After leaving my job in disgrace, I've lived in my bedroom, eating and eating and crying and making arbitrary lists of things. I managed to look in the mirror for the first time in months and I am an absolute mess. Fortunately I haven't seen any friends so I haven't had to endure the whole 'oh... you're looking... healthier?' or 'oh lucky you - you actually have breasts now!' Reading what Ophelia wrote, I realised how sick I am of wallowing and feeling inadequate and ugly and invisible. So I made a list (of course) of the things that made me happiest. And there it was: Sex, alcohol, starvation.
That is who I am and in that order. What if that is my 'true spirit'? Some anonymous cunt told me I was a "dirty whore" which made me irate. If I was a man, then I could fuck whoever I wanted and I would be worshipped but as a woman, I'm despised. And the idea of being "dirty"? It's my body - I've fucked it up enough, why not literally too? But seriously, the whole notion that a woman's honour could be 'tainted', 'stained', 'tarnished' by having or even, horrifyingly, enjoying sex is deeply offensive.

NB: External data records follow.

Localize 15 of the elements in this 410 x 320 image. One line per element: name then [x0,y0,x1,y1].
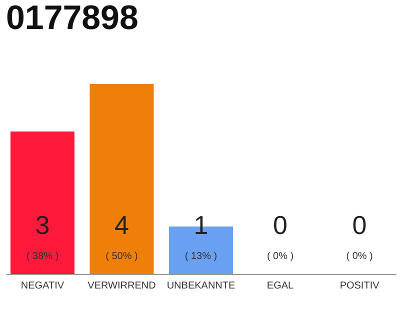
x-tick-label: UNBEKANNTE [166,280,236,292]
chart-title: 0177898 [6,0,138,37]
annotation: ( 13% ) [184,251,218,262]
x-tick-label: VERWIRREND [88,280,156,292]
data-label: 4 [114,210,129,240]
data-label: 3 [35,210,50,240]
x-tick-label: POSITIV [340,280,380,292]
annotation: ( 0% ) [346,251,373,262]
x-tick-label: EGAL [266,280,294,292]
data-label: 0 [273,210,288,240]
annotation: ( 0% ) [266,251,294,262]
x-tick-label: NEGATIV [20,280,64,292]
annotation: ( 38% ) [26,251,59,262]
annotation: ( 50% ) [106,251,138,262]
data-label: 0 [352,210,367,240]
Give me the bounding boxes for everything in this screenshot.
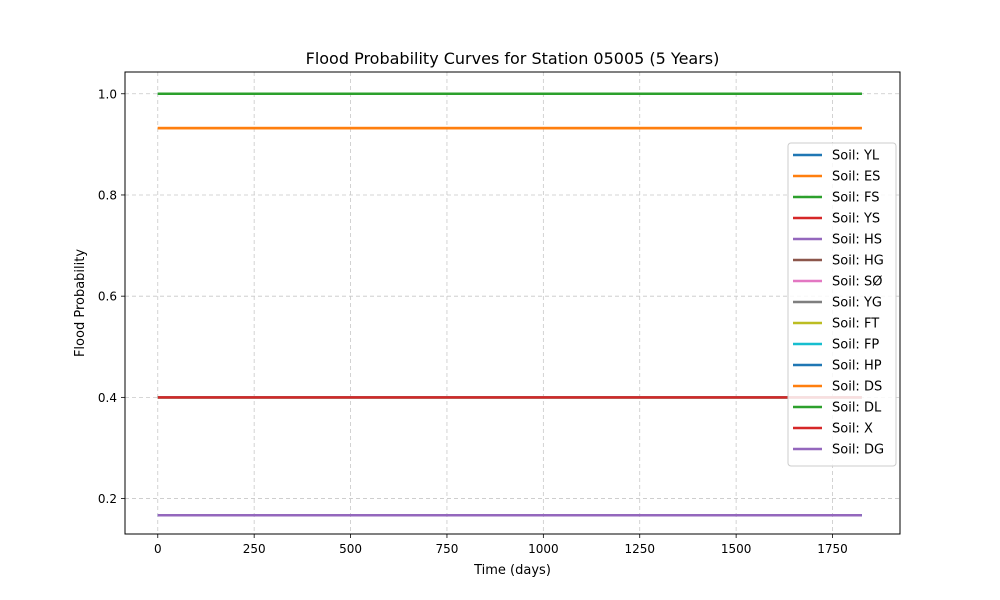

Perhaps what terrifies me the most, is the invisible misogyny and the irony that a large proportion of the media portrays anorexics as victims of this misogyny.
I don't even know. Are we victims of our own creation? Everything I've done to destroy my life has been my fault. I'm sick of being a victim of a mental disease. Am I sick? Probably - but absolutely not in the way my doctor thinks.
Thanks Ophelia, I think I've just had an epiphany.